Deux personnes peuvent en effet convenir que, sous les conditions qu’elles fixent, leur litige sera jugé et tranché par un tel « tribunal ». On dit alors que cette instance est un tribunal arbitral. La décision qu’elle prononce devient alors une obligation contractuelle entre les deux adversaires. Lorsque le tribunal est étatique, l'État garantit l'exécution de la décision. La décision du tribunal arbitral résulte directement de l'exécution du contrat. Cette décision arbitrale s'impose donc aux deux parties comme étant une obligation du contrat. Ainsi, deux commerçants qui travaillent ensemble peuvent convenir que leurs éventuels litiges seront tranchés par un tribunal arbitral. Un couple qui se marie selon telle religion peut aussi convenir que leurs éventuels litiges confessionnels futurs seront tranchés par telle autorité religieuse. Les parties décrivent, d'un commun accord, comment sera constitué ce tribunal arbitral.  Mais le cas de figure  des affaires de pédophilie est beaucoup plus complexe.

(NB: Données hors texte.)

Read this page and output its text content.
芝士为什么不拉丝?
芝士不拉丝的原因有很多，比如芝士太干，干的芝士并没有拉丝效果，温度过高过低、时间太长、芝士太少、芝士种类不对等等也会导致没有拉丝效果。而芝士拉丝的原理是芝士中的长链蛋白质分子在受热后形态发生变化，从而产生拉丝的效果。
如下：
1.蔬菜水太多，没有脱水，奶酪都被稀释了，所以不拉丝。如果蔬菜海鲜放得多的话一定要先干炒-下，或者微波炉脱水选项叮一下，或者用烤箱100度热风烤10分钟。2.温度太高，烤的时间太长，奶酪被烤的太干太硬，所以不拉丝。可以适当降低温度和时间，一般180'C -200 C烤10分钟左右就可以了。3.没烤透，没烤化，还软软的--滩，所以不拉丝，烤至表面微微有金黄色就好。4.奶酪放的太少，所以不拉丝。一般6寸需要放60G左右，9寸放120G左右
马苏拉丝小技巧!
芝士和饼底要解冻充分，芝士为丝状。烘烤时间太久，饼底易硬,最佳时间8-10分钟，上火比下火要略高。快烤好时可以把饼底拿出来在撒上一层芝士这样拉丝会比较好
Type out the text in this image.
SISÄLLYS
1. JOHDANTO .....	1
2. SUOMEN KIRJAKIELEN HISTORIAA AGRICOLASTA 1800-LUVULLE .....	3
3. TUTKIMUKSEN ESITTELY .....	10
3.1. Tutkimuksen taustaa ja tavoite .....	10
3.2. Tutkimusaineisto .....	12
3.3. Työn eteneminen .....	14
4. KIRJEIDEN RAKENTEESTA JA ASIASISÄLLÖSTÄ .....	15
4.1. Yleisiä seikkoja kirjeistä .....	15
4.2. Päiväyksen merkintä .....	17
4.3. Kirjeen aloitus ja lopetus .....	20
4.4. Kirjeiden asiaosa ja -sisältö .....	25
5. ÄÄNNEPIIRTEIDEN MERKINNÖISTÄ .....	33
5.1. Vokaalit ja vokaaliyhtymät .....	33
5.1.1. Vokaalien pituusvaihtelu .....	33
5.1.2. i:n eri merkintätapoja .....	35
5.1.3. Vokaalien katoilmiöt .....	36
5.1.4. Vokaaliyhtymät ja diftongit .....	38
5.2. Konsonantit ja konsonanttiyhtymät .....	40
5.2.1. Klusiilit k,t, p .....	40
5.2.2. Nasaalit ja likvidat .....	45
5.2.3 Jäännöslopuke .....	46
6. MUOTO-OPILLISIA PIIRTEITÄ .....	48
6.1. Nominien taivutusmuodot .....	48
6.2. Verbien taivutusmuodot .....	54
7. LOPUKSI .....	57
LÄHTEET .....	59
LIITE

La manière même dont se constitue un tel tribunal doit aussi être le fruit du contrat passé entre les parties aux conflits  à savoir, ici, les victimes des abus prescrits, les abuseurs et les autres personnes (physiques ou morales) dont la responsabilité serait engagée et se limiter, dans le cas qui nous occupe, au seul point de vue civil (les dommages et intérêts, à l’exclusion de tout aspect  pénal, qui est d’ordre public). On perçoit ici la difficulté, si l’on songe au nombre des dossiers recueillis par la défunte Commission Adriaenssens  et à ceux qui pourraient s’ajouter à la faveur de la création du tribunal arbitral.

Ensuite, une instance, fut-elle arbitrale, doit respecter la loi et la jurisprudence et il n’y a pas, en principe, de responsabilité sans faute (à démontrer) etc.

Enfin, il faut cesser de parler sans arrêt de l’Église, qui –comme les syndicats par exemple-  est dépourvue de personnalité juridique en droit belge : c’est, avant tout, une réalité spirituelle qui se traduit (sans être épuisée en elles) par des personnes physiques et un certain nombre de personnes morales. Mais lesquelles, en l’occurrence ? Quels seraient alors ses prête-noms, à supposer qu’ils acceptent de se soumettre aux sentences d’un tel « tribunal » ? Tout cela n’est vraiment pas simple. La politique est une chose. Le droit en est une autre. Et la Justice (avec un grand J) aussi, fut-elle arbitrale.

C’est donc avec beaucoup d’ignorance ou de mauvaise foi que l’impatiente députée-criminologue, sans parler des journaleux, s’en est prise à un archevêque qui n’est pas au goût de ses passions idéologiques.